5) Rolling out trials and doing analysis
The discussion was seeded with a slide that presented number of questions: Roll out where? What permissions needed? Locations – is there a partner who can help? How long does this take? Can our speakers give us indications? What might the barriers be? How easy is it to get enough equipment? Who in Ireland could contribute on the equipment side? How many people could be involved in a trial? How about application development? What constitutes good evidence? How are potential economic benefits determined? Competition versus coordination – perhaps our speakers have comments?
The audience commented on the importance of good planning in terms of any roll-out of trials. Protection of incumbents was stressed.
It was also stressed again that it would be good to focus both on rural and urban trials – again underpinning the fact it made sense for multiple different trials to take place with different partners involved.
The speakers provided some details on the numbers of nodes in the trails – typically ten sites for example in the Cambridge Trials.
It was noted that trials may be carried out publicly or privately, i.e. there is no compulsion on any group to publicise their work. However, in order to influence policy makers with a view to enacting the permanent statutory changes that would be necessary to support shared TV Band use it would be better to be seen to be trialling applications and to disseminate the results that follow.
Many of the invited speakers reiterated their interest in being involved in trials in Ireland.
6) Developing policies and legislating.
The discussion was seeded with a slide that presented a number of questions: How soon? Can we collectively make thing s happen? Are we really as small and agile as we say we are? Is this an opportunity to regulate in a way that allows things to evolve – proper technology and service neutral regulations?

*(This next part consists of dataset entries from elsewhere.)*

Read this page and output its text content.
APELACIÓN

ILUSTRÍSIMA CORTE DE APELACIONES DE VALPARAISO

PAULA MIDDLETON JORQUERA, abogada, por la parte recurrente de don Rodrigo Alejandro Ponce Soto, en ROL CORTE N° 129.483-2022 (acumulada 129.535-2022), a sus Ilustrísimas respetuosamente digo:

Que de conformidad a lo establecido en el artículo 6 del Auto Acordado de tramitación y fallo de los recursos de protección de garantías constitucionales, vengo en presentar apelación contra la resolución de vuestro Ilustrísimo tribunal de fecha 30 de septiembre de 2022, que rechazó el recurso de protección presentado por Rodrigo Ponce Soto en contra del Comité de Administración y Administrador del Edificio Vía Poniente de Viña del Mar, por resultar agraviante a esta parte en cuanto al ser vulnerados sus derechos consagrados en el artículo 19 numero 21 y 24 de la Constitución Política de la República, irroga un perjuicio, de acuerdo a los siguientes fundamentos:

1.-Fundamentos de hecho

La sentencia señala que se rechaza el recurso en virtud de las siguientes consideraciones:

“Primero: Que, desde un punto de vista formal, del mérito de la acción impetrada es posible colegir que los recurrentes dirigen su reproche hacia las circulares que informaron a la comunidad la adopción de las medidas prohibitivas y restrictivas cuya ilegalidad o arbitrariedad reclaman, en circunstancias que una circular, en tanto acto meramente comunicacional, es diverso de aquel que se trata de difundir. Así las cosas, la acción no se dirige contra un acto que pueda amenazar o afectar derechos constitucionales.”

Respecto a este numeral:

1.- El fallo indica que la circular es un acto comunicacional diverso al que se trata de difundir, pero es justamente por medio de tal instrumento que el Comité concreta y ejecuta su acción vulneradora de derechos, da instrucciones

There are no current plans to introduce permanent regulatory changes in this area. (However, the existence of Comreg’s test and trial scheme means there is no real impediment to getting tests/trials up and running.)
Also, there are moves afoot at the European level to progress with authorised shared access (ASA) licensing and the trend would seem to be towards increased sharing of spectrum. The licence-exempt exploitation of TV White Space represents one type of sharing. If framed correctly, regulations which support White Spaces, such as rules that support database-based secondary access to specrtum, could provide a path for different mixes of services/technologies to emerge and evolve with less regulatory intervention.

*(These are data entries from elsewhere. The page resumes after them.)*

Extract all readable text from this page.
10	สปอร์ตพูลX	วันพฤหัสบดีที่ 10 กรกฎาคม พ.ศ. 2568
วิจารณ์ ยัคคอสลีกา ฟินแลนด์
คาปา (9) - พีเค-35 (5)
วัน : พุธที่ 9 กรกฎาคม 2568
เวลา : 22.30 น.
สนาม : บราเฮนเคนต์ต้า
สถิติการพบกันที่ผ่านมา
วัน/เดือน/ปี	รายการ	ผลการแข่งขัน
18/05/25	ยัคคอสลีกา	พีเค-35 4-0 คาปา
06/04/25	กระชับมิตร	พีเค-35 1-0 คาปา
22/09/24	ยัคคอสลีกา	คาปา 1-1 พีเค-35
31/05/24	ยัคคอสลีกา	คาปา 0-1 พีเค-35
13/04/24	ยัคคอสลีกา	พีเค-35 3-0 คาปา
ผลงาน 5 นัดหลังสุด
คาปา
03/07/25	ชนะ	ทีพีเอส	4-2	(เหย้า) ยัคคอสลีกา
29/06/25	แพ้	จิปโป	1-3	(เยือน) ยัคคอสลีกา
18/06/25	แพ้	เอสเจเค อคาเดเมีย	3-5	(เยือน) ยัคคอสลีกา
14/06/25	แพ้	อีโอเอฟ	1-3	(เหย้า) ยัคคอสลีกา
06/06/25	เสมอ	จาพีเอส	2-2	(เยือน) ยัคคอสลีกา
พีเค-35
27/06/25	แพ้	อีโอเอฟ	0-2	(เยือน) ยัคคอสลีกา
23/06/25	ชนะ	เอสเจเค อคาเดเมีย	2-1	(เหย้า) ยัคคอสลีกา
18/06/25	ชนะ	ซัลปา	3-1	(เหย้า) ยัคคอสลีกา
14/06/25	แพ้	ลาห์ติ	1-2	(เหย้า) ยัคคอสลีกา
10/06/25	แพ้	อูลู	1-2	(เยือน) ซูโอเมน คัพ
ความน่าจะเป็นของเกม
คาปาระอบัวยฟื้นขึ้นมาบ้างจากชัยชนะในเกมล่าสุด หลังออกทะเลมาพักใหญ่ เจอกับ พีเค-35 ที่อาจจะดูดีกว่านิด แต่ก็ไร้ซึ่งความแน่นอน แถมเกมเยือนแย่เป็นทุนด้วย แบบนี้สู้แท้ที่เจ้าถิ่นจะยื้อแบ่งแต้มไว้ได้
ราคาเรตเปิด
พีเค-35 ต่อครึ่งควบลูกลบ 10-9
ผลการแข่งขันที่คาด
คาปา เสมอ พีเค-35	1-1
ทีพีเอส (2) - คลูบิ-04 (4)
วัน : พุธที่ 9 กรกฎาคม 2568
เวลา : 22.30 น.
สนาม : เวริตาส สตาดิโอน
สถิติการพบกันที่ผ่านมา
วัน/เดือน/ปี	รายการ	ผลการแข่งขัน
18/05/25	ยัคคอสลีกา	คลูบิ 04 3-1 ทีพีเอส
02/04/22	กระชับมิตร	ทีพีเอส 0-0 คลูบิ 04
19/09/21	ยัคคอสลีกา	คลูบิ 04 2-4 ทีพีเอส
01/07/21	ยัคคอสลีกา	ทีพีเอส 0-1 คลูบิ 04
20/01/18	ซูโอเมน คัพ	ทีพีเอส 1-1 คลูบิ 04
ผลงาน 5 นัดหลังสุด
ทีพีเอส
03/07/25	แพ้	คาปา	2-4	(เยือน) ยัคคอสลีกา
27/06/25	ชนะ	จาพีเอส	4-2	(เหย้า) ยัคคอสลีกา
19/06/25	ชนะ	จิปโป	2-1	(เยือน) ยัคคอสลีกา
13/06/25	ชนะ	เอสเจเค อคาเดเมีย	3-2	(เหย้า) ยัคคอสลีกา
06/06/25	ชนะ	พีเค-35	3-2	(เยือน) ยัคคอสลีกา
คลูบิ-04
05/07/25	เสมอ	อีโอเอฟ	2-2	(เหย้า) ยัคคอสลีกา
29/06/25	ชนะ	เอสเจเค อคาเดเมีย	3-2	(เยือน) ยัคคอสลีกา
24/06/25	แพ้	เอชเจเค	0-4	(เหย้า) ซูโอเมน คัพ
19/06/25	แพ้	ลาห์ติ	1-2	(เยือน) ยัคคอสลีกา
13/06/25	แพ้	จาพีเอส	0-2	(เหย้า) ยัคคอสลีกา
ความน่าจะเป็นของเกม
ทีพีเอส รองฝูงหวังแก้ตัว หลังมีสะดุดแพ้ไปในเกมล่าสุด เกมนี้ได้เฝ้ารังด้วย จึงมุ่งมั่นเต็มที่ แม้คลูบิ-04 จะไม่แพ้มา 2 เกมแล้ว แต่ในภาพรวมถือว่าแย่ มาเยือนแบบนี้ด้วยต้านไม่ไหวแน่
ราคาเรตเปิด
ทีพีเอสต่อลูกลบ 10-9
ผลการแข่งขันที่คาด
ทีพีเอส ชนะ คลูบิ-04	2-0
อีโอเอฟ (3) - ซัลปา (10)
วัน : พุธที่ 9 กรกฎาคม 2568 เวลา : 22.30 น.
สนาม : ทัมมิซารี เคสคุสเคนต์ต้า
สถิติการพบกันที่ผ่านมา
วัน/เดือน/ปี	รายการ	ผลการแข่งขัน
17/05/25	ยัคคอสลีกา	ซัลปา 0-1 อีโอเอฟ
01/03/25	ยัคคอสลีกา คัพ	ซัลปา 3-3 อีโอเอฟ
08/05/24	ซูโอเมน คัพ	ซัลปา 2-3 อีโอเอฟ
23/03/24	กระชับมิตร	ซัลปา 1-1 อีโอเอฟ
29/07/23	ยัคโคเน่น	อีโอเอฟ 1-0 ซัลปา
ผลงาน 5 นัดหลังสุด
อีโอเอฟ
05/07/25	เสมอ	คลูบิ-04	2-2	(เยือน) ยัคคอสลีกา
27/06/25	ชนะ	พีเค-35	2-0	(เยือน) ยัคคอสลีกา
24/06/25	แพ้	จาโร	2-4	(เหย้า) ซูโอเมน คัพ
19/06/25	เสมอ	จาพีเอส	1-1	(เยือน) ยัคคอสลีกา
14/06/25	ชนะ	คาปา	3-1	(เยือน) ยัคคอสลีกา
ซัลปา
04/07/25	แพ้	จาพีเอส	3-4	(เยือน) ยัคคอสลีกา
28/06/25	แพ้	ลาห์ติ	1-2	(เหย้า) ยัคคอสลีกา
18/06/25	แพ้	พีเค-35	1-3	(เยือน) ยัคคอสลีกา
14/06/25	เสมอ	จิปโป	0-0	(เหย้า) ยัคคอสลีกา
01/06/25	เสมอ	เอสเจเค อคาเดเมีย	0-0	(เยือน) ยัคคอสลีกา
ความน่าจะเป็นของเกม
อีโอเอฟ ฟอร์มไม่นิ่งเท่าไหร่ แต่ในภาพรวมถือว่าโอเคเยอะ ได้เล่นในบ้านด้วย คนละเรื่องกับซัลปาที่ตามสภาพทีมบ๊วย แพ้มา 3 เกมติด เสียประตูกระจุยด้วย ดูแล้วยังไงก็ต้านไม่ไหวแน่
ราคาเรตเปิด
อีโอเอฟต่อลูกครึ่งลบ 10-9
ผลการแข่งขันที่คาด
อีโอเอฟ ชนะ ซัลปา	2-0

There was also some discussion about getting the message out there- to the decision-makers and wider public. Some members of the audience pointed out the fact that there are good strong stories to be told and listed two areas – rural broadband and smart metering as two of particular relevance to Ireland at the moment.

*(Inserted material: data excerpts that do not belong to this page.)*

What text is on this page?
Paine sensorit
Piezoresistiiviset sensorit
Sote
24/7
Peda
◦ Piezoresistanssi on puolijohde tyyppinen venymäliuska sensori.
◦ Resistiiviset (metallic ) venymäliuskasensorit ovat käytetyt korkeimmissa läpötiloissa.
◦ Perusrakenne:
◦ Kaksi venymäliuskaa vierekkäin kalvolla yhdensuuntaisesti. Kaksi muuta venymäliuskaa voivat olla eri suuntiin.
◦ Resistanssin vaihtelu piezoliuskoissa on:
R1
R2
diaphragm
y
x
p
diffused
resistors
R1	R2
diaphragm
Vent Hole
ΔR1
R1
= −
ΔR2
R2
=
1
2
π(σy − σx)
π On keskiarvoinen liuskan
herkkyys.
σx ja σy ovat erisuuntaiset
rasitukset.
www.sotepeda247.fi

If trials are to have any long-term purpose they could be used to inform future policy using evidence-based research – from both academic and commercial tests/trials. It was noted that a general consultation on the broad use of UHF spectrum is likely in the medium term. Experiences and results emanating from White Space trials would be well placed to feed into any consultations in this area with a view to influencing the formulation of new regulations.
However, the ability of Ireland to demonstrate agility in this area, i.e. to actually get trials up and running and to feed them back into the formulation of policy or attraction of FDI was questioned. As such, it was felt that words about innovation in this area should be turned in to swift action on innovation to prove our agility. Hence White Spaces Ireland.